Every apostle was a disciple, but not every disciple was an apostle. Every person who believes in Jesus is called His disciple.
“Go ye therefore, and teach all nations, baptizing them in the name of the Father, and of the Son, and of the Holy Ghost: Teaching them to observe all things whatsoever I have commanded you: and, lo, I am with you always, even unto the end of the world. Amen.” Matthew 28:19–20
The Greek word for “disciple” simply refers to a learner and is used throughout the New Testament to refer to people who believed in Jesus (Luke 14:26–33).
“And in those days, when the number of the disciples was multiplied” Acts 6:1 The word disciples simply means “believers” or “Christians” in this context.
The Greek word for “apostle” literally means “one who is sent” and can refer to an emissary or anyone sent on a mission.
An apostle is given the authority of the one who sent him. All of the apostles were disciples—they were among the many believers in Jesus—but only a select group of disciples were chosen as the Twelve Apostles (Matthew 10:1–4; Mark 3:14; Acts 26:14–18).
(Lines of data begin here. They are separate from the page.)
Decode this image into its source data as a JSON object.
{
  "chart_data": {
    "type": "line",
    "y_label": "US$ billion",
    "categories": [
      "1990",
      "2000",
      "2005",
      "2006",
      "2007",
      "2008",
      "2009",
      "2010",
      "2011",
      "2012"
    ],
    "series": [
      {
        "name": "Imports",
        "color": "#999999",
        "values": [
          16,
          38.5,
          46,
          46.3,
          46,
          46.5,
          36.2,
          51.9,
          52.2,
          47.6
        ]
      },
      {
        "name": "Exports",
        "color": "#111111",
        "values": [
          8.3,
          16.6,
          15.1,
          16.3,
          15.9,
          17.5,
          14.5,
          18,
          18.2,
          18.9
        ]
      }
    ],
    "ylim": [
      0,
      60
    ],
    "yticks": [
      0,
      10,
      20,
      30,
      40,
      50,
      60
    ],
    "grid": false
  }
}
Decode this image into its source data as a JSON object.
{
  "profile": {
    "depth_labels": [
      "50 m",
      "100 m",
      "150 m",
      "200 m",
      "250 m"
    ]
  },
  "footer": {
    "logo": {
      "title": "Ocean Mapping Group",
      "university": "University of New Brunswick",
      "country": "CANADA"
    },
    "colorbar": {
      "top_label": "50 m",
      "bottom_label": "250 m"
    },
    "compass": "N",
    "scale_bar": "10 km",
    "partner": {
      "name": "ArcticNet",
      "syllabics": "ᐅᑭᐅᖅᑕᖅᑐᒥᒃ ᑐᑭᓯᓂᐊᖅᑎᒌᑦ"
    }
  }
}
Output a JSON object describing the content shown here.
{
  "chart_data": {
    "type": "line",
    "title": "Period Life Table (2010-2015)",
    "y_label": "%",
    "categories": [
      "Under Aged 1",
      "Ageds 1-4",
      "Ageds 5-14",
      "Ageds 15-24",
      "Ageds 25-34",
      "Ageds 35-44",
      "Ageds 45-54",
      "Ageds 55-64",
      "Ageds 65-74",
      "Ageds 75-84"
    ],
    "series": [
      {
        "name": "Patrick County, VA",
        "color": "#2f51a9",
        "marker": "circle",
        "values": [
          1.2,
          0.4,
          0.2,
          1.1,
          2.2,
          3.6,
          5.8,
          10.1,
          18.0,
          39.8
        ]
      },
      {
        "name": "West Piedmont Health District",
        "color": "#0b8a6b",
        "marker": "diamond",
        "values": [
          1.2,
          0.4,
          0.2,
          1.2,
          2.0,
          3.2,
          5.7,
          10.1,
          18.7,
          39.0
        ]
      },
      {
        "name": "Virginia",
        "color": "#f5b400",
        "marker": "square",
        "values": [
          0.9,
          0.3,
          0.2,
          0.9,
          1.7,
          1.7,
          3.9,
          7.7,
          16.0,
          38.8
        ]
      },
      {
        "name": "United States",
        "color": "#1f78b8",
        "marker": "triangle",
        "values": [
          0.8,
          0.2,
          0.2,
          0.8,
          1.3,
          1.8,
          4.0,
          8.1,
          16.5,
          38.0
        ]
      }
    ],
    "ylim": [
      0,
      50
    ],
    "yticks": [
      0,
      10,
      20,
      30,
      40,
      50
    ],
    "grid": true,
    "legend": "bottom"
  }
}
This included the original twelve disciples (although Judas Iscariot eventually reversed his loyalties and rejected Christ).
This select group of twelve apostles is seen in the foundations of the walls of the New Jerusalem: twelve foundations, each inscribed with a name of an apostle (Revelation 21:14).
Other men who are named “apostles” in the New Testament—although not members of the Twelve—include Matthias (Acts 1:26), Barnabas (Acts 14:14), Apollos (1 Corinthians 4:6–9), Timothy and Silas (1 Thessalonians 1:1, 2:6), Epaphroditus (Philippians 2:25), and two unnamed apostles (2 Corinthians 8:23), possibly already included in the previous list.
These men were “sent ones” in that they were chosen for specific work on behalf of the church, but they were not part of the Twelve who were hand-picked by Jesus. Jesus is also called an “apostle” in Hebrews 3:1, indicating that He was sent by and had the authority of His Father.
Ephesians 4:11–16 speaks of apostles, along with other church leaders, whose role was to equip believers for works of service. The main distinction of an apostles is regarding their authority. The apostles’ teaching forms the foundation for the truths of the Christian faith (Acts 2:42; Ephesians 2:20).
The qualifications for being an apostle included having been with Christ during His ministry, having personally witnessed Jesus after His resurrection, and having been empowered by the Holy Spirit to perform miracles or signs (Acts 1:21–22; 10:41; 2 Corinthians 12:12). Paul was an exception to part of the qualifications. Although he did not accompany Jesus on His earthly journeys, Jesus made a special appearance to him on the road to Damascus and set him apart as an apostle to the Gentiles (Acts 26:14–18). This is why Paul compared his place among the other apostles as “one born at the wrong time” 1 Corinthians 15:8.
There are no apostles, in the special sense of the word, alive in this world today. There were only twelve, and they had a special task in the founding of the church. The word apostle, however, is still used by some Christian groups in reference to a missionary or entrepreneurial leader in a general sense. But these people do not meet the same qualifications as the twelve apostles in the Bible.
In summary, every person who believes in Jesus as his or her Savior is a disciple of Jesus. However, only a select group of early believers were chosen as apostles and given authority to perform signs and share the revelations found in the New Testament.